Читаем История русской философии т.1 ч.I-II полностью

Обращаясь к религиозно-философским течениям в масонстве, отметим, что масонство распространяется у нас с середины XYIII-го века — в царствование Елизаветы. Русское высшее общество к этому времени уже окончательно отошло от родной старины. Кое-кто увлекался дешевым «вольтеризмом», как вы ражался Болтин, кое-кто уходил в националистические интересы, в чистый гуманизм, изредка — в научные занятия (особенно русской историей). Но были люди и иного склада, которые имели духовные запросы и болезненно переживали пустоту, создавшуюся с отходом от церковного сознания. Успехи масонства в русском обществе показали, что таких людей было очень много: масонство открывало им путь к сосредоточенной духовной жизни, к серьезному и подлинному идеализму и даже к религиозной жизни (вне Церкви, однако). Среди русских масонов попадались настоящие праведники (самым замечательным из них был С. И. Гамалея), было среди них много искренних и глубоких идеалистов. Русские масоны были, конечно, «западниками», они ждали откровений и наставлений от западных «братьев», вот отчего очень много трудов положили русские масоны на то, чтобы приобщить русских людей к огромной религиозно-философской литературе Запада.

В переводческой и оригинальной масонской литературе[192] довольно явственно выступает основная религиозно-философская тема — учение о сокровенной жизни в человеке, о сокровенном смысле жизни вообще. Здесь теоретический и практический интерес сливались воедино; особую привлекательность этой мистической метафизике придавала ее независимость от официальной церковной доктрины, а в то же время явное превосходство, в сравнении с ходячими научно-философскими учениями эпохи. «Эзотеричность» этой мистической антропологии и метафизики, ее доступность не сразу, а лишь по ступеням «посвящения», конечно, импонировала не менее, чем уверенность масонских учений в том, что истина сохранилась именно в их преданиях, а не в церковной доктрине. Для русского общества учения, которые открывались в масонстве, представлялись проявлением именно современности — все более глубоком течении. Легендарные рассказы о храме Соломона, символические прикрасы в книгах, в церемониях импонировали вовсе не тем, что их считали идущими от древности, а тем, что за ними стояли современные люди, часто с печатью таинственности и силы. Масонство тоже, как и вся секуляризованная культура, верило в «золотой век впереди», в прогресс, призывало к творчеству, к «филантропии». В русском масонстве формировались все основные черты будущей «передовой» интеллигенции — и на первом месте здесь стоял примат морали и сознание долга служить обществу, вообще практический идеализм. Это был путь идейной жизни и действенного служения идеалу. Наука, вопросы мировоззрения и «внутренняя» религиозная жизнь (т. е. свободная ют следования Церкви) — все это соединилось вместе, создавало свой особый стиль жизни и мысли.

Для значительной части масонов была очень привлекательна и ценна надежда на проникновение в «эзотерическую» сторону христианства, которую им заслоняла «внешняя» Церковь. На этом пути масонство призывало к единству веры и знания — разум без веры не в состоянии познать таинственную сторону бытия, а вера без разума впадает в суеверие. В обоих случаях необходима свобода-, — и разум и мистическая жизнь «вольностью процветают»; свобода нужна и во взаимных отношениях науки и мистического ведения.
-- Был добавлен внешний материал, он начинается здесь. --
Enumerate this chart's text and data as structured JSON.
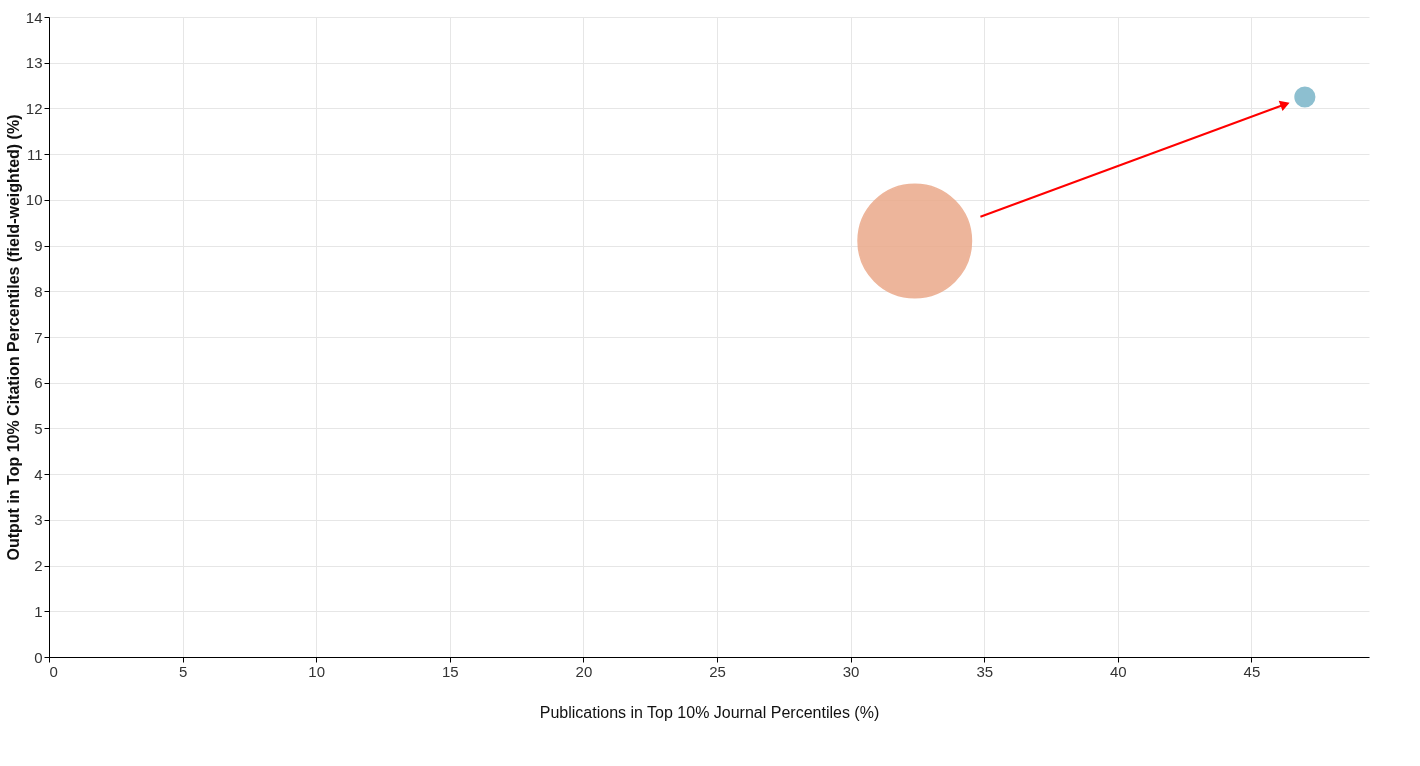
{
  "chart_data": {
    "type": "bubble",
    "xlabel": "Publications in Top 10% Journal Percentiles (%)",
    "ylabel": "Output in Top 10% Citation Percentiles (field-weighted) (%)",
    "series": [
      {
        "color": "#eba98a",
        "x": [
          32.4
        ],
        "values": [
          9.1
        ],
        "sizes": [
          1
        ]
      },
      {
        "color": "#7ab5c8",
        "x": [
          47.0
        ],
        "values": [
          12.25
        ],
        "sizes": [
          0.03
        ]
      }
    ],
    "xlim": [
      0,
      49.4
    ],
    "xticks": [
      0,
      5,
      10,
      15,
      20,
      25,
      30,
      35,
      40,
      45
    ],
    "ylim": [
      0,
      14
    ],
    "yticks": [
      0,
      1,
      2,
      3,
      4,
      5,
      6,
      7,
      8,
      9,
      10,
      11,
      12,
      13,
      14
    ],
    "grid": true
  }
}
Любопытно отметить напечатание в журнале Новикова «Утренний Свет» (уже масонского направления) переводной статьи, в которой доказывается нелепость учений Руссо: если бы люди попали «в состояние, сходное с природой», то они были бы не блаженными и счастливыми, а «плутами и негодяями». Так же энергично отвергается и другая идея Руссо, что просвещение (цивилизация) привело к «порче нравов». В этой защите культуры и просвещения звучит у масонов гностический мотив: необходимо успевать в просвещении (конечно, «истинном»), чтобы возрастать морально. Высшие ступени духовной жизни открываются через углубление мистического ведения, — и этот путь восхождения по существу бесконечен. Один историк этой эпохи[193] удачно говорит о масонском утопизме («конечному существу возможно дойти до такого совершенства, что осуществится подробное понятие о целом мире», говорил наиболее глубокий из русских масонов Шварц). Совершенно напрасно и решительно неверно замечает Шпет о русском масонстве, что «философия задохнулась в его добронравии»,[194] — надо сказать как раз обратно: оккультное, мистическое понимание морали требовало «просвещения», но, конечно, в единстве с идеей добра. Моралистическая установка в отношении к науке, к истине, вытекавшая в масонстве из принятой в нем антропологии (см. дальше), оказалась особенно близкой русскому сознанию — до наших дней тянется непрерывной цепью учение о неотделимости «истинно го» знания от идеи добра.